After MMS learned Marathon had unilaterally rolled back the price effective April 1, 1983, the agency issued a second order, dated October 5, 1983, directing Marathon to compute the value of gas for royalty purposes under the settlement or Phillips' formula for the months of April through July 1983.11 Once again, Marathon did not comply with the MMS order. Finally, on June 11, 1984, the Department of the Interior (DOI) issued a third order directing Marathon to comply with the previous orders of MMS.12

Marathon filed a complaint in this court on April 14, 1983 challenging the revised valuation method proposed by MMS. The original complaint has been amended to challenge the three DOI orders issued after the complaint was filed.13 In its amended complaint, Marathon now seeks declaratory relief to resolve the actual controversy among the parties involving the proper method of determining the wellhead value of the natural gas for royalty purposes. Apart from that, Marathon seeks redress for breach of lease provisions, for an accounting, for restitution, and to secure Marathon's rights under the United States Constitution and the Alaska Constitution.

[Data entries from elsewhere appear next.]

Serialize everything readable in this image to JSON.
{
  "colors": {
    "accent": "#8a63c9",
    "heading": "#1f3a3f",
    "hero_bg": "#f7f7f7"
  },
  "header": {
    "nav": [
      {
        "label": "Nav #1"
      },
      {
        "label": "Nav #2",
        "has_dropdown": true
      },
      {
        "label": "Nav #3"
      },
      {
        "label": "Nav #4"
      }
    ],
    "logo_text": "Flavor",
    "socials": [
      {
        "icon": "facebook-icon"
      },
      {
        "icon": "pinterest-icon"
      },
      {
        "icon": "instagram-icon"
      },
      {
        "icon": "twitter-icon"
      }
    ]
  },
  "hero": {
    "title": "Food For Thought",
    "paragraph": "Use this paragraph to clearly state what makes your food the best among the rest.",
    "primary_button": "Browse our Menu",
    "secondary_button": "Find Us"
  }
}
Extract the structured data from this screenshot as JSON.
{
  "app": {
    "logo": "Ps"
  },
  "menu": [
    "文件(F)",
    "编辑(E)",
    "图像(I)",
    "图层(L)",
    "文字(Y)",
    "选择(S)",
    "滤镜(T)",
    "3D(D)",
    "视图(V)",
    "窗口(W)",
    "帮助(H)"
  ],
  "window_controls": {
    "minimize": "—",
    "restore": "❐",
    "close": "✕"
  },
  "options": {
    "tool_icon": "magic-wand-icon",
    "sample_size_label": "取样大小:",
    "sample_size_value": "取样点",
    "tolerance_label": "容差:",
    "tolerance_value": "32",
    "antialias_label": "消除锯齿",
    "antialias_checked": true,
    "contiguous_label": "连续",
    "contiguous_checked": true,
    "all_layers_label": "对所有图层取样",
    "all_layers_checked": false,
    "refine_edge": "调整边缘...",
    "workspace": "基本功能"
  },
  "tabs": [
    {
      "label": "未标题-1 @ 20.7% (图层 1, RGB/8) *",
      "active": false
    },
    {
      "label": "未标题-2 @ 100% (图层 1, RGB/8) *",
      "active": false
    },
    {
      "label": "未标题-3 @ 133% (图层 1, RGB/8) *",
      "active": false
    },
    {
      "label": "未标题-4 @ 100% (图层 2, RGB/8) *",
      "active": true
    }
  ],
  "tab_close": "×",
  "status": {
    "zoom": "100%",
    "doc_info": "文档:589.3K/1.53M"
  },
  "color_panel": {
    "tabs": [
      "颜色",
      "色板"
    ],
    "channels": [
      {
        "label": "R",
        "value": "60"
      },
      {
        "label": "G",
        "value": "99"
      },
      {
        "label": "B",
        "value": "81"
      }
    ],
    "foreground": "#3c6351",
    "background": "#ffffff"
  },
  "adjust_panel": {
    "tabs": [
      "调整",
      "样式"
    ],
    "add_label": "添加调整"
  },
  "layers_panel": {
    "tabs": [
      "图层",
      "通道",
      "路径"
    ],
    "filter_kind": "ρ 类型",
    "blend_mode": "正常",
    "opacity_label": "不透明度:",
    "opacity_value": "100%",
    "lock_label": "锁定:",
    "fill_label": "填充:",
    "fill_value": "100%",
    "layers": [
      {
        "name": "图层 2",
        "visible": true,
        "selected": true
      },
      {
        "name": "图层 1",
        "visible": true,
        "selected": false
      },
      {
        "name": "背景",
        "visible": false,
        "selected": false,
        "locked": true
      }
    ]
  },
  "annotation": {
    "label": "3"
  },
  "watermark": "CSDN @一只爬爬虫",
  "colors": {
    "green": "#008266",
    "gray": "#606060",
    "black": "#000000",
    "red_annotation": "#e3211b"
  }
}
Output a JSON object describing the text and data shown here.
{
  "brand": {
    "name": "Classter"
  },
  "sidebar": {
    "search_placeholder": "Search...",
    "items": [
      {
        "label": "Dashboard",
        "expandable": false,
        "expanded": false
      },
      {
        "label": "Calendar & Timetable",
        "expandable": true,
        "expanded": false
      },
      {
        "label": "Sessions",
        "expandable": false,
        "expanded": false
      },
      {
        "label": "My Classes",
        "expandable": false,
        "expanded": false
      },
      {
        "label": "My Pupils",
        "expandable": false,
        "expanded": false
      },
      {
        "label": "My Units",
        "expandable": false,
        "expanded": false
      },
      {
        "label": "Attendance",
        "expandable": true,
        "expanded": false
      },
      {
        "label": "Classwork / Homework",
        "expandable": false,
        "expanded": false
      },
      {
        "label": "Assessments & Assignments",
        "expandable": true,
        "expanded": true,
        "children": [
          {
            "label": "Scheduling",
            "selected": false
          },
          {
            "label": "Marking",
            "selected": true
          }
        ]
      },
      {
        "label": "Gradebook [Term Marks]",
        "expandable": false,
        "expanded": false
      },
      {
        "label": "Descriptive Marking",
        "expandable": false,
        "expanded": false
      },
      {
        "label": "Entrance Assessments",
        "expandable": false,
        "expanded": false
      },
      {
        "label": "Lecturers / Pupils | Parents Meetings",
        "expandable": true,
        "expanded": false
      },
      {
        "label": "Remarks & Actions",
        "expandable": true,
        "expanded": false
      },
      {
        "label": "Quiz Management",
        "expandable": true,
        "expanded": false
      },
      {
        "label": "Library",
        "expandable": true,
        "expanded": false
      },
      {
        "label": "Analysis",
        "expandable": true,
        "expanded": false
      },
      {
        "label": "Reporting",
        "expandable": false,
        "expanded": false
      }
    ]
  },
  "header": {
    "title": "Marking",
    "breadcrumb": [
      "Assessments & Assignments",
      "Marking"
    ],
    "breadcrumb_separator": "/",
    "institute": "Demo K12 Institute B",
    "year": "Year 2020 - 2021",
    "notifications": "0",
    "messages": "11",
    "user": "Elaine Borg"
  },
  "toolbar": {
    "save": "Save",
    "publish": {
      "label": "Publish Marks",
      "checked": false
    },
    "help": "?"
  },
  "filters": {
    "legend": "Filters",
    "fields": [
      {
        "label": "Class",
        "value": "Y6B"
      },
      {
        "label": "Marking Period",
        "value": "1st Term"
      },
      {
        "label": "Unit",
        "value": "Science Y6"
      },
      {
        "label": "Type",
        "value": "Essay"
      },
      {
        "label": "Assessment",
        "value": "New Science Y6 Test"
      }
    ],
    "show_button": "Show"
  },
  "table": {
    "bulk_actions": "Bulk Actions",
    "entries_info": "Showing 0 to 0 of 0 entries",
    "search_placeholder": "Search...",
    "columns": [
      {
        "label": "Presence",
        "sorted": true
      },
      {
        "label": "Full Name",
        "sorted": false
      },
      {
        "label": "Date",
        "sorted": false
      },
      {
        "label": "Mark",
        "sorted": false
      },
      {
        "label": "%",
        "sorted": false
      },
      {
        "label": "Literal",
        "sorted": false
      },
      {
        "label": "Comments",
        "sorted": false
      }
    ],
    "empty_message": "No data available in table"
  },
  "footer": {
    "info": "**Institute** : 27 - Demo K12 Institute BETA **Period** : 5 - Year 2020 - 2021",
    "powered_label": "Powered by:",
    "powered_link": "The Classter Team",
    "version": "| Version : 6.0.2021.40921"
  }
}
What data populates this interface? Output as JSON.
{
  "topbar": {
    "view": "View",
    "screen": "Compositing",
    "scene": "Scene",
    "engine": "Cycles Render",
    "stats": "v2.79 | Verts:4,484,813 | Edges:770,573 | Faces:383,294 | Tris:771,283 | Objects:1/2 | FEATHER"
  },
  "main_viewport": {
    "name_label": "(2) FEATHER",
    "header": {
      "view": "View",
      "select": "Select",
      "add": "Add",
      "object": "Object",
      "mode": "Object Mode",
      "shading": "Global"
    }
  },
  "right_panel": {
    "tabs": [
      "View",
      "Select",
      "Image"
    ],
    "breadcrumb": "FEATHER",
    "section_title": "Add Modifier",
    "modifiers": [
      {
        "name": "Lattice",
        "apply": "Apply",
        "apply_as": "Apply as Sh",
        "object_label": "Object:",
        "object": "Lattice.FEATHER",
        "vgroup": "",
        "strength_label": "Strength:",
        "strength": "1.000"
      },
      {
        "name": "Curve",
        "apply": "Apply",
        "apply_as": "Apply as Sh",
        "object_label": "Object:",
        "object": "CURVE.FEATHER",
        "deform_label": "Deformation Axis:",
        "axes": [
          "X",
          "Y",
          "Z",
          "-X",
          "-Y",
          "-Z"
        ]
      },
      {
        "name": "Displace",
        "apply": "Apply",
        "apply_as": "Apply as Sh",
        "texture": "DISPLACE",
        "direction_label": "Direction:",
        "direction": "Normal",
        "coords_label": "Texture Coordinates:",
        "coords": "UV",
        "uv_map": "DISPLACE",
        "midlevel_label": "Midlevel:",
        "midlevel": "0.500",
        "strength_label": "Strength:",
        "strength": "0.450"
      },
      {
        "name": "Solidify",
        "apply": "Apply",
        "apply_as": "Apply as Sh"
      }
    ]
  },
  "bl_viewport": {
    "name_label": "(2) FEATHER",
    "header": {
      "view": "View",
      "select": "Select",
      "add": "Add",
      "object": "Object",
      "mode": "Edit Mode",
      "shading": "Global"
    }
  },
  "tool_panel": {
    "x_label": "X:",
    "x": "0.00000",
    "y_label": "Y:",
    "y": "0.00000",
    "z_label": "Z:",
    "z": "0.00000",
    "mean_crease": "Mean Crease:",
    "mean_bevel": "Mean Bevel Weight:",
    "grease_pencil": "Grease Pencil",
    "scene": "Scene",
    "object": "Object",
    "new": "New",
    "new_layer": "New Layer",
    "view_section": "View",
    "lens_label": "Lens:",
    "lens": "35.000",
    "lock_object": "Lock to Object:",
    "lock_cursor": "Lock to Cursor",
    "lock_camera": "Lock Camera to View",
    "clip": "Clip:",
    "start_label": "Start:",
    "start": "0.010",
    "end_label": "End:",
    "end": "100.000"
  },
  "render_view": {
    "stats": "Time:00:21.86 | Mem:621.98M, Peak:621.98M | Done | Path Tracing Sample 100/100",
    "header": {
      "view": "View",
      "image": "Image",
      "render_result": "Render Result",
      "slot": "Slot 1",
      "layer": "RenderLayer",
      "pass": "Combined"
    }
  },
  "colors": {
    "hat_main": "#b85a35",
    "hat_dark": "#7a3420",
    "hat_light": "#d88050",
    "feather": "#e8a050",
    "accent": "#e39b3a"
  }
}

The federal government in answer to the amended complaint denies that Marathon is entitled to relief for any of its claims and seeks to have the claims dismissed. In a counterclaim, the federal government contends that effective August 1, 1983, Marathon was required to compute royalties on production delivered to the LNG plant in accordance with the MMS orders. Under those orders, the reasonable value of gas at the wellhead is deemed to be $3.00/Mcf, as opposed to the $.61/Mcf value used by Marathon since April 1983. Moreover, the government requests that Marathon be required to pay $717,705 as unpaid royalties on production for the period from April through July 1983 computed using the Phillips formula. Since Marathon has persistently failed to comply with the applicable statutes, regulations, and terms of its leases, the government requests an order from this court cancelling the leases and requiring Marathon to account for all royalty payments due and for judgment in the proper amount.

On October 1, 1984, the federal government requested that a preliminary injunction issue in this case to compel Marathon to pay the royalties on production delivered to the LNG plant in accordance with the MMS orders. A conference was held on December 3, 1984 to expedite the case and a schedule was agreed to for the filing of motions addressing the merits. The federal government...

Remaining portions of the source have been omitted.